The second remark concerned my presentation of the relation between history, deep history, and salvation history. Trevor Maine, one of my colleagues, wondered whether I saw no connection between cosmology and eschatology. If science is part of human experience, a suggestion I made in my paper, shouldn’t then science not also be part of the eschaton? At first I understood him to suggest some kind of naturalistic reduction of eschatology to cosmological knowledge about the end of the universe, but his question was, obviously, more fine-grained than that. How can we relate what we know about the physical universe to what we believe about the coming of the Kingdom of God (the latter being a recurrent topic in Schillebeeckx’ work)? Is my current position, which sees salvation history as becoming unveiled through the interpreted experience/experienced interpretation (following Schillebeeckx) of history, enough to bring science and theology in connection with each other, allowing us to discern meaning, maybe even ultimate meaning, in the world of which we are part? Or does it just turn eschatology into a cultural construct? I am not quite sure on this yet (maybe that will never happen), although I have some hope I am on the right track, avoiding the second possibility.
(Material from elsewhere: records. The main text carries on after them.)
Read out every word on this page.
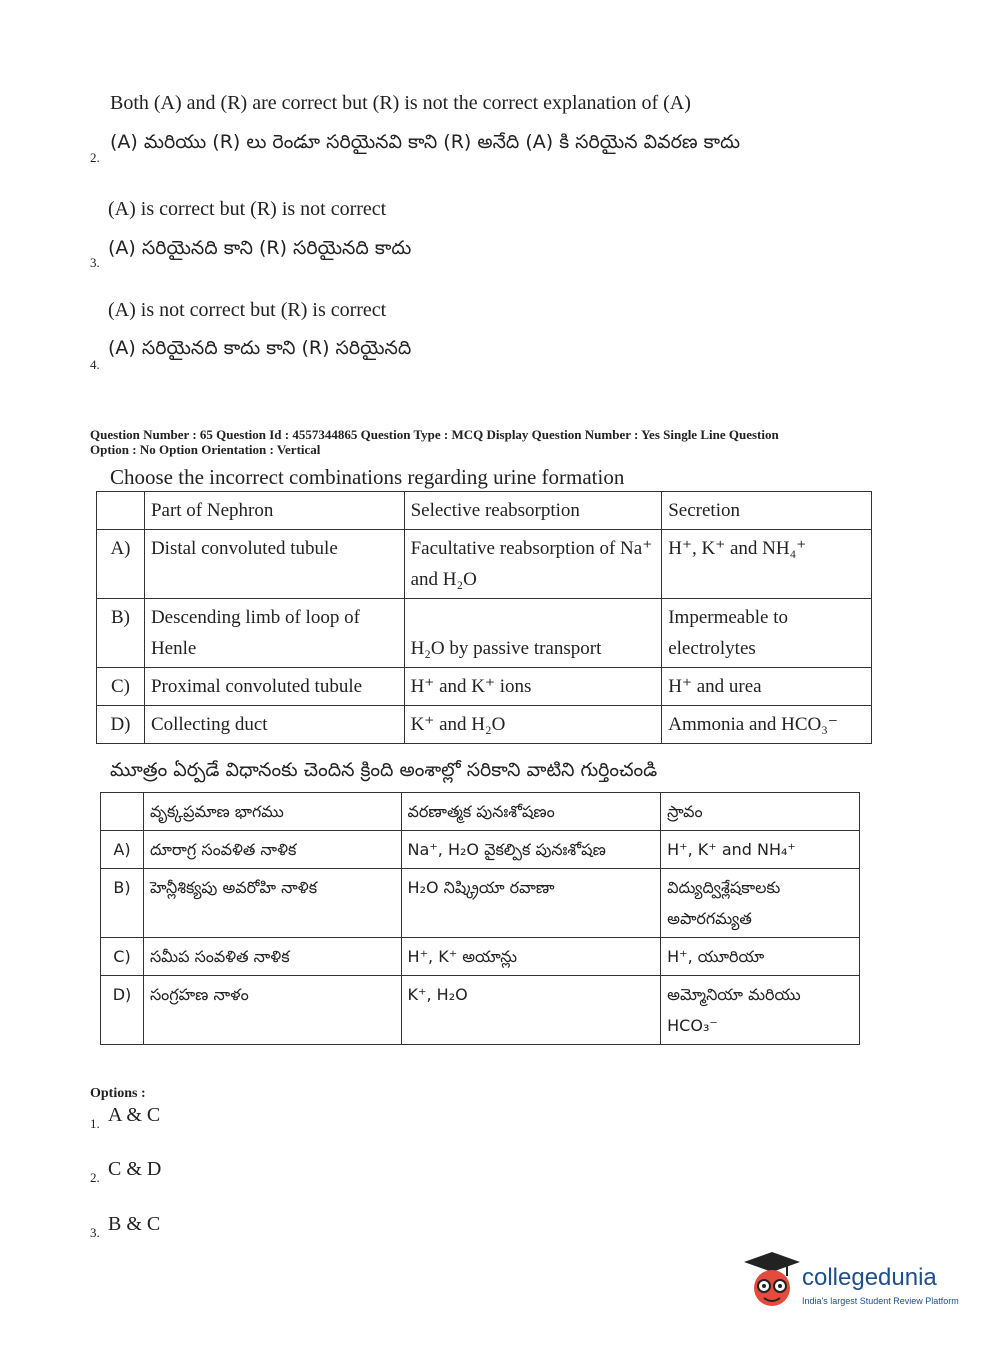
Both (A) and (R) are correct but (R) is not the correct explanation of (A)
(A) మరియు (R) లు రెండూ సరియైనవి కాని (R) అనేది (A) కి సరియైన వివరణ కాదు
2.
(A) is correct but (R) is not correct
(A) సరియైనది కాని (R) సరియైనది కాదు
3.
(A) is not correct but (R) is correct
(A) సరియైనది కాదు కాని (R) సరియైనది
4.
Question Number : 65 Question Id : 4557344865 Question Type : MCQ Display Question Number : Yes Single Line Question
Option : No Option Orientation : Vertical
Choose the incorrect combinations regarding urine formation
	Part of Nephron	Selective reabsorption	Secretion
A)	Distal convoluted tubule	Facultative reabsorption of Na⁺ and H₂O	H⁺, K⁺ and NH₄⁺
B)	Descending limb of loop of Henle	H₂O by passive transport	Impermeable to electrolytes
C)	Proximal convoluted tubule	H⁺ and K⁺ ions	H⁺ and urea
D)	Collecting duct	K⁺ and H₂O	Ammonia and HCO₃⁻
మూత్రం ఏర్పడే విధానంకు చెందిన క్రింది అంశాల్లో సరికాని వాటిని గుర్తించండి
	వృక్కప్రమాణ భాగము	వరణాత్మక పునఃశోషణం	స్రావం
A)	దూరాగ్ర సంవళిత నాళిక	Na⁺, H₂O వైకల్పిక పునఃశోషణ	H⁺, K⁺ and NH₄⁺
B)	హెన్లీశిక్యపు అవరోహి నాళిక	H₂O నిష్క్రియా రవాణా	విద్యుద్విశ్లేషకాలకు అపారగమ్యత
C)	సమీప సంవళిత నాళిక	H⁺, K⁺ అయాన్లు	H⁺, యూరియా
D)	సంగ్రహణ నాళం	K⁺, H₂O	అమ్మోనియా మరియు HCO₃⁻
Options :
1. A & C
2. C & D
3. B & C
collegedunia
India's largest Student Review Platform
What made me a happy theologian, at least for a while, was that my proposal to take history as a vantage point to bring together evolutionary studies of religion and theology, in order to learn more about the emergence of religion and the role religion can play in human ongoing evolution, received supportive comments. That seems to suggest I managed to build a bridge, however shaky it might be, where at first I saw only a canyon.